A Angústia como Chave da Consciência - Em Kierkegaard [do Editor]

A angústia, entendida a partir dessa tradição que Kierkegaard inaugura com tanta ousadia, é quase como o primeiro sopro da vida consciente. Não é um sentimento acidental nem uma sombra que aparece somente em momentos de crise.

FILOSOFIA

Saulo Carvalho

12/16/20252 min ler

A angústia, entendida a partir dessa tradição que Kierkegaard inaugura com tanta ousadia, é quase como o primeiro sopro da vida consciente. Não é um sentimento acidental nem uma sombra que aparece somente em momentos de crise. Ela está incrustada no próprio fato de existir. Antes de sabermos quem somos e o que podemos fazer, já percebemos que o mundo nos pressiona por todos os lados. A criança enxerga movimentos, relações, afeto, rejeição, limites e possibilidades. Enxerga tudo isso de modo claro o suficiente para sentir o impacto, mas não de modo claro o bastante para entender o que aquilo tudo significa. Há percepção, mas não há compreensão. Há sensibilidade, mas não há agência.

Essa tensão é a fonte da angústia. A inocência, que tantas vezes romantizamos, aparece aqui como um estado incômodo. A criança sabe que o mundo tem regras, mas ainda não sabe se pode intervir nelas. Sabe que há expectativas, mas não sabe como se posicionar. Sabe que existe algo como liberdade, mas não sabe como exercê-la sem se perder. Esse abismo entre perceber e agir é o espaço que a angústia ocupa. Ela é o sentimento produzido quando a consciência nota que há infinitas possibilidades, porém nenhuma firmeza para escolher. É o momento em que o mundo apresenta mil portas, mas a mão ainda não alcança a maçaneta.

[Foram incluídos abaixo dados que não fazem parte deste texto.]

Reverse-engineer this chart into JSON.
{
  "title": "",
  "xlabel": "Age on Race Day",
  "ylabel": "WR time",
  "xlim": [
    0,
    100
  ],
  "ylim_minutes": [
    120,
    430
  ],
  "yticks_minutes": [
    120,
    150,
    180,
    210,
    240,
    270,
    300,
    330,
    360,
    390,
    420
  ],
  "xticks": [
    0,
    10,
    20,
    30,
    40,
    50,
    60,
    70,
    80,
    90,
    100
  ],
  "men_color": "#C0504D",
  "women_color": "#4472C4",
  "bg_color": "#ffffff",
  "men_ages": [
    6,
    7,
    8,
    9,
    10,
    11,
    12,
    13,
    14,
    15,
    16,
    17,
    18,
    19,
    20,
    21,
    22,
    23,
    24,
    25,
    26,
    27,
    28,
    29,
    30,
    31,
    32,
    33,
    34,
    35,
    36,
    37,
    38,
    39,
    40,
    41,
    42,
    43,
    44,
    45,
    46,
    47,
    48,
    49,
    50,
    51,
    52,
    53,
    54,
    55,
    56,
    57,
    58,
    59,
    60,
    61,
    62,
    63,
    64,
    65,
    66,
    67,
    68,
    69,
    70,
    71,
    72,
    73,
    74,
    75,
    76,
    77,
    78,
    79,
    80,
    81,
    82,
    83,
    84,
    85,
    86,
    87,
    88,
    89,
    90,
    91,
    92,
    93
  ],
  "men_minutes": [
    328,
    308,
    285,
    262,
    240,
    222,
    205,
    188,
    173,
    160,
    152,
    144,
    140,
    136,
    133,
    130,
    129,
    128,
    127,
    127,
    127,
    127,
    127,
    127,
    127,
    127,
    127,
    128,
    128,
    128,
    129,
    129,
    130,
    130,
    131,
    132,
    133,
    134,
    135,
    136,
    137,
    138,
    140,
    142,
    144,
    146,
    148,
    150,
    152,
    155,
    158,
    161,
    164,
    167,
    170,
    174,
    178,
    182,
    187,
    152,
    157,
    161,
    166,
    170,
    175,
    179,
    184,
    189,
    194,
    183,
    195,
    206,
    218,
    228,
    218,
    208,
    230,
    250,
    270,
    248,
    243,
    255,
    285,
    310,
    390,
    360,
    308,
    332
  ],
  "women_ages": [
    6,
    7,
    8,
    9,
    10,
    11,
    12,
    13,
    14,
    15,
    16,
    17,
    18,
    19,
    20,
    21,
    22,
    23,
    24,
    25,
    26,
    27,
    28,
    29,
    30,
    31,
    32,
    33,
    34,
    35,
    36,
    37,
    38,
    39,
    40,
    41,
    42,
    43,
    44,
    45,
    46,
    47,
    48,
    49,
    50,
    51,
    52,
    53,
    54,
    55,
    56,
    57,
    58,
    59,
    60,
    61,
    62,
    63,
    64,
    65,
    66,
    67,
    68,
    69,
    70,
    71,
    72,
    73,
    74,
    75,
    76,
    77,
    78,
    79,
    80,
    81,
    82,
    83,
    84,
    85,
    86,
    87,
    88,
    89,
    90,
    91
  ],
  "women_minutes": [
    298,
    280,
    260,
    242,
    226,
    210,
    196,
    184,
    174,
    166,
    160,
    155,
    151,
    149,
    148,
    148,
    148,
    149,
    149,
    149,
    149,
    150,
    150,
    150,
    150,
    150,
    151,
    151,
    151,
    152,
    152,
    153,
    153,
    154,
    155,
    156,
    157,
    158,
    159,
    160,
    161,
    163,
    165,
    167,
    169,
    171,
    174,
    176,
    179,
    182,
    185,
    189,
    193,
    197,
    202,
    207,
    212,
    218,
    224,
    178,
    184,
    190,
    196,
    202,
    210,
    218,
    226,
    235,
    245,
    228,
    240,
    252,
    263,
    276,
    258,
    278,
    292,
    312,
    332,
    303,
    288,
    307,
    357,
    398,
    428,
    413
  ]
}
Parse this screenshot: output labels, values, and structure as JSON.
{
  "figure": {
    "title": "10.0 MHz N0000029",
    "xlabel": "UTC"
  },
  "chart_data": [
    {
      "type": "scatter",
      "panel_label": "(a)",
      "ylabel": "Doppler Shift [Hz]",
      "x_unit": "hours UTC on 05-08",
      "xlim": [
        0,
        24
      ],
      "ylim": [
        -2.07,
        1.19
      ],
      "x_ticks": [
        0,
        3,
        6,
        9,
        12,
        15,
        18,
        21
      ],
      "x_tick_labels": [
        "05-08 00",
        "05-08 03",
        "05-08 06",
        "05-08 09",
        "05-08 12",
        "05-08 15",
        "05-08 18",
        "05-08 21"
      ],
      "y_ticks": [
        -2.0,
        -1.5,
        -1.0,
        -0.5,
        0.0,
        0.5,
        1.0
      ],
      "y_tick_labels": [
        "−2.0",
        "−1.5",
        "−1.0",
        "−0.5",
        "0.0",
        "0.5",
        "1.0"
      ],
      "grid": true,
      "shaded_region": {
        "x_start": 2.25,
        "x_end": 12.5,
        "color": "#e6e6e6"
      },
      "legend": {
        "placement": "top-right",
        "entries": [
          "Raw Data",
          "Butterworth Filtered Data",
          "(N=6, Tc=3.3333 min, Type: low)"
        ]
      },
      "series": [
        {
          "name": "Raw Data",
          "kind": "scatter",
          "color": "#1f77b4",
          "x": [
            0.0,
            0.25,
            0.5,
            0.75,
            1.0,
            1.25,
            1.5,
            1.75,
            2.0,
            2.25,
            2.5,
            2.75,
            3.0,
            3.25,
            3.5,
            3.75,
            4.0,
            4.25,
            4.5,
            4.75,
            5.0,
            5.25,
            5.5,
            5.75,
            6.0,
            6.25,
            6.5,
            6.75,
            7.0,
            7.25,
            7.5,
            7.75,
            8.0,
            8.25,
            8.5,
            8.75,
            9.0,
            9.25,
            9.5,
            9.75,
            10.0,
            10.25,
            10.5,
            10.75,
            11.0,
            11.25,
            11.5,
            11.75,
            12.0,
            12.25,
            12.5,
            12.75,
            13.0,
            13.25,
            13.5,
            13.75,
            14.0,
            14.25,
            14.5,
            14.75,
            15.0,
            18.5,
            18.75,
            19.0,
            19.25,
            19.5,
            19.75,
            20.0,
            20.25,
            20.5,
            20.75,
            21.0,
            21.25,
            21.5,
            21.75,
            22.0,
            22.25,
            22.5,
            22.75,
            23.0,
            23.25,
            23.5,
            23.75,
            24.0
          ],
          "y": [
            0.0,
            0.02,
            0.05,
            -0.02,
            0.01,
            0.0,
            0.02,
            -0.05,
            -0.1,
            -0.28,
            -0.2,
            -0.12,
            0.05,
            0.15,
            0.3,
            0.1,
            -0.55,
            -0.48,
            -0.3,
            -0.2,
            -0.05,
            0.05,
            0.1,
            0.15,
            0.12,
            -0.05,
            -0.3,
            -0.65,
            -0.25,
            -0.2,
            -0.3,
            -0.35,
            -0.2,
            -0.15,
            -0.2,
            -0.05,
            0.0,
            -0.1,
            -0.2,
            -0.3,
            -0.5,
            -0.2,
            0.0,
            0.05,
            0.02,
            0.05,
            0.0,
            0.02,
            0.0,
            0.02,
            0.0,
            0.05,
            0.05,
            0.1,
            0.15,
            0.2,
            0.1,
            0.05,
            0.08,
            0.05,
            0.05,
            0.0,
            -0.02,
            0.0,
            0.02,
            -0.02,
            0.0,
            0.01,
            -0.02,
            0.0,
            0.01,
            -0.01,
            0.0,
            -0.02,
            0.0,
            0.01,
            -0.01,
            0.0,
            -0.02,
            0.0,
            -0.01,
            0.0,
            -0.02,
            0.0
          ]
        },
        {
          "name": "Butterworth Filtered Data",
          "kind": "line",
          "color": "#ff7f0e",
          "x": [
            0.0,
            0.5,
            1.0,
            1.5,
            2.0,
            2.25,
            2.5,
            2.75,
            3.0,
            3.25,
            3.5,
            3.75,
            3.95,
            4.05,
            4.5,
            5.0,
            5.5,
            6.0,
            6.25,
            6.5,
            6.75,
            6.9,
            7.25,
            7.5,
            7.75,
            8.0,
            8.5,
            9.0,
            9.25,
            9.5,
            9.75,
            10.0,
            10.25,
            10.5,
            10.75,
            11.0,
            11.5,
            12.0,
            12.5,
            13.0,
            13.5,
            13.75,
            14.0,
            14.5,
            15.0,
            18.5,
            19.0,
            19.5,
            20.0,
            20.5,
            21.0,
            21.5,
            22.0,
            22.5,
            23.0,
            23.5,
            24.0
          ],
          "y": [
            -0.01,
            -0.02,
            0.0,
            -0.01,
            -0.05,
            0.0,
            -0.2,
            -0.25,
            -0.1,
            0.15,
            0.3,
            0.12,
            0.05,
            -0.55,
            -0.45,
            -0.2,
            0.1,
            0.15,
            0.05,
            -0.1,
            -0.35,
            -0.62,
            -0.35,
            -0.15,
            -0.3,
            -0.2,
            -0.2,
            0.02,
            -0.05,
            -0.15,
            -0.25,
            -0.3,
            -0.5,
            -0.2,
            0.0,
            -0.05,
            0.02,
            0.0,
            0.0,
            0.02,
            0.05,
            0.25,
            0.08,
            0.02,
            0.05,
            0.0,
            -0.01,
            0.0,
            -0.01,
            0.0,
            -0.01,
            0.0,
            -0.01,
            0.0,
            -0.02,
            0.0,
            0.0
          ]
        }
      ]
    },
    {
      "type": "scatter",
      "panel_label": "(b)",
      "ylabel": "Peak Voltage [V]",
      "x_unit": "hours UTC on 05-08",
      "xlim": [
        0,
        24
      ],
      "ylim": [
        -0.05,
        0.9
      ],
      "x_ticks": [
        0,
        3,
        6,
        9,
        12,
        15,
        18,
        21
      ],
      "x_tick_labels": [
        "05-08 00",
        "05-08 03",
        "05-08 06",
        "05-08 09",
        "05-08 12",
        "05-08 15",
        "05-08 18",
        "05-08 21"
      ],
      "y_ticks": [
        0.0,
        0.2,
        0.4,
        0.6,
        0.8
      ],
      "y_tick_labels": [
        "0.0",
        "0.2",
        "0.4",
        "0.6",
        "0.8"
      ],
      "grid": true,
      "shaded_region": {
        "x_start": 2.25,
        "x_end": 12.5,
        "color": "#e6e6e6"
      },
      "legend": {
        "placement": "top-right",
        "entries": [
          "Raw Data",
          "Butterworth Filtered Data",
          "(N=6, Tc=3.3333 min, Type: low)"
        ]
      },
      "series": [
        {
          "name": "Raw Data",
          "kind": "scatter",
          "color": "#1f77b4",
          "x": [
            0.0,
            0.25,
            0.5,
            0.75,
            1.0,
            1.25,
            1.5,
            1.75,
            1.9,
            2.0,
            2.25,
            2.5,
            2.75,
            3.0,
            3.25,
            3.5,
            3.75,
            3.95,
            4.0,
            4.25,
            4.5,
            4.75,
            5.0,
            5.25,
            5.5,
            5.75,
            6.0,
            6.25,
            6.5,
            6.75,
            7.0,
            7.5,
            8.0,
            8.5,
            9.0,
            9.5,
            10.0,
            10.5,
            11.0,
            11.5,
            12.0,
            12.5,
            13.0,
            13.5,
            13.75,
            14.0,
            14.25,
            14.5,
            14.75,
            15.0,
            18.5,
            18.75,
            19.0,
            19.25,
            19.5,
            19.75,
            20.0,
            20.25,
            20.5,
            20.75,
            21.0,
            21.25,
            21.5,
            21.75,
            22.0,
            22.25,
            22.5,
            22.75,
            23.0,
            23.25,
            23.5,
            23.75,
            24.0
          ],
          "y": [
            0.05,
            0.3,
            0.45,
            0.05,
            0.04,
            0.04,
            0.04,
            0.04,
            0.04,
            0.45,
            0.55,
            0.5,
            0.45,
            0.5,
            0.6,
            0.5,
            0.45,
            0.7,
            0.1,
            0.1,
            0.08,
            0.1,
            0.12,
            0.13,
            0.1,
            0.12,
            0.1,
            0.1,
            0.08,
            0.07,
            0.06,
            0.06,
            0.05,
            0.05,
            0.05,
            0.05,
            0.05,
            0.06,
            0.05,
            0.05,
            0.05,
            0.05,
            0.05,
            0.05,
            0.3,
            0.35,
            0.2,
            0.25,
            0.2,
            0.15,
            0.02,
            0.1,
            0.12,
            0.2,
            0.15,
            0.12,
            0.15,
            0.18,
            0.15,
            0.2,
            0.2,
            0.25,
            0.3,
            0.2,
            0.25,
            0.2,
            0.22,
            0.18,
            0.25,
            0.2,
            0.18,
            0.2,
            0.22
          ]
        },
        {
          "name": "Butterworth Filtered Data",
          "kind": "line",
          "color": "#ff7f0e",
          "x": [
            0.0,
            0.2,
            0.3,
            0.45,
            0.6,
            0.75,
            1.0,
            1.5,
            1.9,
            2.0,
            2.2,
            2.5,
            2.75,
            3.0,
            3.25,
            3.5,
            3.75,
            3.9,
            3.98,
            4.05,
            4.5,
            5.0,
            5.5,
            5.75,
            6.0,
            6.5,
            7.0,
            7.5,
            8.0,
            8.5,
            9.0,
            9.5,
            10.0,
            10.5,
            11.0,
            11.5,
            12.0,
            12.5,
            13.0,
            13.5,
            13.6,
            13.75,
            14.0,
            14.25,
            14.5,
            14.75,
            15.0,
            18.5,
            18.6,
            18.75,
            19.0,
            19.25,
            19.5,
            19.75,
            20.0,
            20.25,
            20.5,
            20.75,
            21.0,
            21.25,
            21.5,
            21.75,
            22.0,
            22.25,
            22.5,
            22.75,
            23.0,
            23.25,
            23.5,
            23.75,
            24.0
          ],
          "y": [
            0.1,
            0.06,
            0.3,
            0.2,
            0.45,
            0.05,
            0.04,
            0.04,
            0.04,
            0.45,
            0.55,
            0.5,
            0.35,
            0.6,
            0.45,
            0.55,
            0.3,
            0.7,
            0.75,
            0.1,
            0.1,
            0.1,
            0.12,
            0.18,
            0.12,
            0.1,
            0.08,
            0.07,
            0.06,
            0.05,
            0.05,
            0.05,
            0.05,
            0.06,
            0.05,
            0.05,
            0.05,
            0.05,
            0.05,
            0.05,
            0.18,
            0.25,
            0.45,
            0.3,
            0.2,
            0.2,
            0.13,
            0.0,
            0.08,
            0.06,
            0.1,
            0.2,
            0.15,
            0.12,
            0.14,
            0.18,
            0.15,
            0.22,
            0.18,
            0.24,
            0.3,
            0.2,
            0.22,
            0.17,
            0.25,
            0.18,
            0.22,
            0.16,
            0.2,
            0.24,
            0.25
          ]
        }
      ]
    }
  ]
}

Quando o indivíduo enfim atravessa esse limiar e começa a escolher, ocorre a grande virada existencial. A angústia recua, não porque tenha sido vencida, mas porque muda de forma. O vazio inicial se transforma em responsabilidade. A partir do instante em que compreendemos como o mundo funciona, o simples fato de agir modifica o cenário. Cada gesto passa a carregar consequências. Surge então a culpa, não como autopunição, mas como reconhecimento maduro de que nossas escolhas deixam marcas. A culpa é a consciência do peso da liberdade. Ela anuncia que não somos mais inocentes porque agora sabemos o que fazemos e sabemos que cada escolha exclui outras tantas.

Esse movimento é chamado de salto qualitativo, expressão que sintetiza o fato de que não há retorno possível à inocência. A pessoa que passou a compreender sua condição já não habita mais o mesmo mundo da criança. Superar a angústia primordial significa inaugurar a vida ética, que é sempre um diálogo entre desejo e responsabilidade. A partir daí, mesmo que a angústia retorne, ela retorna transformada. Não é mais a angústia de quem não sabe, mas de quem sabe e ainda assim percebe que a liberdade continua sendo maior do que qualquer fórmula pronta.

O que permanece atual nessa análise é a ideia de que a existência humana é estruturalmente marcada por essa oscilação entre abertura e peso. Vivemos diante de um campo imenso de possibilidades e, ao mesmo tempo, carregamos a tarefa de escolher. Embora o mundo mude, embora as circunstâncias se tornem mais complexas, o drama fundamental permanece. Antes de escolher, sentimos o tremor das infinitas possibilidades. Depois de escolher, sentimos a marca daquela decisão em nossa trajetória. A vida se constrói exatamente nesse intervalo que separa o impulso de existir da responsabilidade de viver. É esse movimento que dá profundidade ao ser humano e que faz da angústia não uma inimiga, mas um sinal precioso de que estamos vivos e conscientes.